Полное отчуждение, в котором человек начинает чувствовать слабости и отличия своего творения. Сегодня глядя на те стихотворения, я никак не пойму, достойны ли они прочтения или нет, знаю только то, что это кусочек какой-то жизни.
«Перед первой весенней грозою / в застенках заплакал юг — / и грозу сменил тихий вечер, / лишь филина слышится звук. / Говорит сосед мой недужный: / „Кого птица дрянная зовет, / прожил я семь зим в этих стенах, / а весной меня черт возьмет. / Мне ружье бы сюда резное — / клюв заткнул ему быстро б я“. / С головой он ушел в одеяло, / лишь макушка глядит из тряпья».
«Прояснилось, фасад тюремный / смотрит льдисто, мерзло на нас. / В кандалах мы ждем перед входом, / некий план отправляет нас в путь. / Через ближний сад по тропинке / идет женщина — кровь и плоть, / и качает бедрами. Будто / в прозрачной одежде она. / Все глаза каторжан устремились к ней. / Жгучий голос смертной тяги / и огонь, на льду вскипавший, / вожделенье смертоносно / в зэке, до смерти уставшем».
«Мы приветствуем дух / каторжанина расстрелянного. / Зов вольных далей / был сильнее / всех запоров и стен, / заграждений, ружей, колючек. / Мы приветствуем дух / коллеги нашего без изъяна! / Его гордость / была сильнее, / чем нужда, нажим и угроза, / его храбрость / была ему светочем, / что указывал путь / сквозь тьму и ужас. / Он учил палачей уваженью / к свободному духу в плененном теле. / Почтим же память / поющего узника! / В несчастье пел он, / свистел, смеялся, / пусть камера, карцер / или транспорт — / силой души своей / делился с нами. / Поцелуем же сердце / безгрешное, детское / человека простого, / что всего не знал, но — / чувствовал всё!»
«Вспомни, тот, кто возьмет газеты, / Франции, ныне поющей, славу, / что прошло лишь четыре года / со времен, когда журналист получил бы пулю. / На Монмартре мельницы ныне открыты, / разрешены Ренуар и Утрилло, / Сартра уж без омерзенья помянешь / и скажешь смело: Париж мне по нраву! / Вспомни и то, что в тюрьме лежим мы, / те, что события опередили, — / связи имели с Рембо и Вийоном, / это агенты французские оба».
«Четверо мужчин ждут смерть-цыганку, / им чахотка похоть разжигала, / в диких снах их ловят на приманку, / кровь у них от страсти запылала. / Говорит первый: Мне бы лишь разик насадить бабу, / хоть трехгрошовую замарашку! / Второй добавляет: Какую угодно, хоть дрянь и жабу, / только б ей снять штаны и рубашку! Третий хрипит: Как бы мне кровушку не иссушило / от этих призраков и грязных снов! / Четвертый молчит. В нем животная сила — / в чем душа держится, / сам с собой тешится / вновь и вновь!»

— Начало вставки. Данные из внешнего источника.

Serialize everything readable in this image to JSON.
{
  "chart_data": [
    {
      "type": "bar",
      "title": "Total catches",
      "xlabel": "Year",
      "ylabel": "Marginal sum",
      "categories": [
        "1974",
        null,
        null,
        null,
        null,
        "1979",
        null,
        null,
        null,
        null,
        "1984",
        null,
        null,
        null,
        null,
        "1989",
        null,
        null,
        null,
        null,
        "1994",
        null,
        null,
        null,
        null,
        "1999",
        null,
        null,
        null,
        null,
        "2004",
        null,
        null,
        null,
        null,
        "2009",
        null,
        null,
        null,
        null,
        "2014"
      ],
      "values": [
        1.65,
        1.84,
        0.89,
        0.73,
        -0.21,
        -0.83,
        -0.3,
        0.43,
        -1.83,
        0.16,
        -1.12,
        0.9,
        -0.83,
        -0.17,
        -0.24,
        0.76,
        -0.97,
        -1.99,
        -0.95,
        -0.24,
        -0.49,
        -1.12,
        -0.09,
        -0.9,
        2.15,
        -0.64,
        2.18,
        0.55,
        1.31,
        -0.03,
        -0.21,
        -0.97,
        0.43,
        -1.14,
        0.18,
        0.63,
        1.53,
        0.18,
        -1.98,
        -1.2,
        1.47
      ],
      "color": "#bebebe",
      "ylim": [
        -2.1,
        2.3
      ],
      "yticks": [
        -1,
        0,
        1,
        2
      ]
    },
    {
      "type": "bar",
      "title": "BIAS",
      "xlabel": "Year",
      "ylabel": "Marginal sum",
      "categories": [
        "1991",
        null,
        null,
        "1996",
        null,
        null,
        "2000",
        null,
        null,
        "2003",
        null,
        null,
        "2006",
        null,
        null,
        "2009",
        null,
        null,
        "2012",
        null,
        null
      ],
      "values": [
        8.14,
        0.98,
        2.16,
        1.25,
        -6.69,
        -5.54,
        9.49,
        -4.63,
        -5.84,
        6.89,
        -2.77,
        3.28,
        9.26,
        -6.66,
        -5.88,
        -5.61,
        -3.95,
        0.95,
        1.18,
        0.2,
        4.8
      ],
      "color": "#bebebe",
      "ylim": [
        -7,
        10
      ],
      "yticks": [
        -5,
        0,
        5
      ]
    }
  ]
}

«Летом всё весело, живо, / теплые дни — и сладко / увидеть уж смерть незлобивой. / В жаркие дни полумертво лежим мы, / смотрим, глаза закрывши, / картины, плывущие мимо. / Нас окатит истомой сладкой, / коль с пластинки до нас донесется / песня живая, с испанской загадкой. / В небо вздымается синий мост, / идем по нему, глаза закрывши. / Первыми — те, кто уже на погост».
«Воспользуйся болью, / как машина пользуется огнем! / Не бойся боли значений, / и кораблю ведь / огонь не страшен в собственном чреве! / Слово останется чистым, / когда всё исчезнет».
В конце каждой книжечки по кругу надпись «Constanter et non trepide»[38], а в начале девиз по Полю Гогену: «Кто мы? Откуда мы пришли? Куда идем?» (По-французски это звучало для меня, как Гогеновы краски. «Qui sommes-nous? D’oú venons-nous? Oú allons-nous?» Это название, которое он дал своей необычной картине, сопровождало меня среди отзвуков голосов отшельников всех времен.)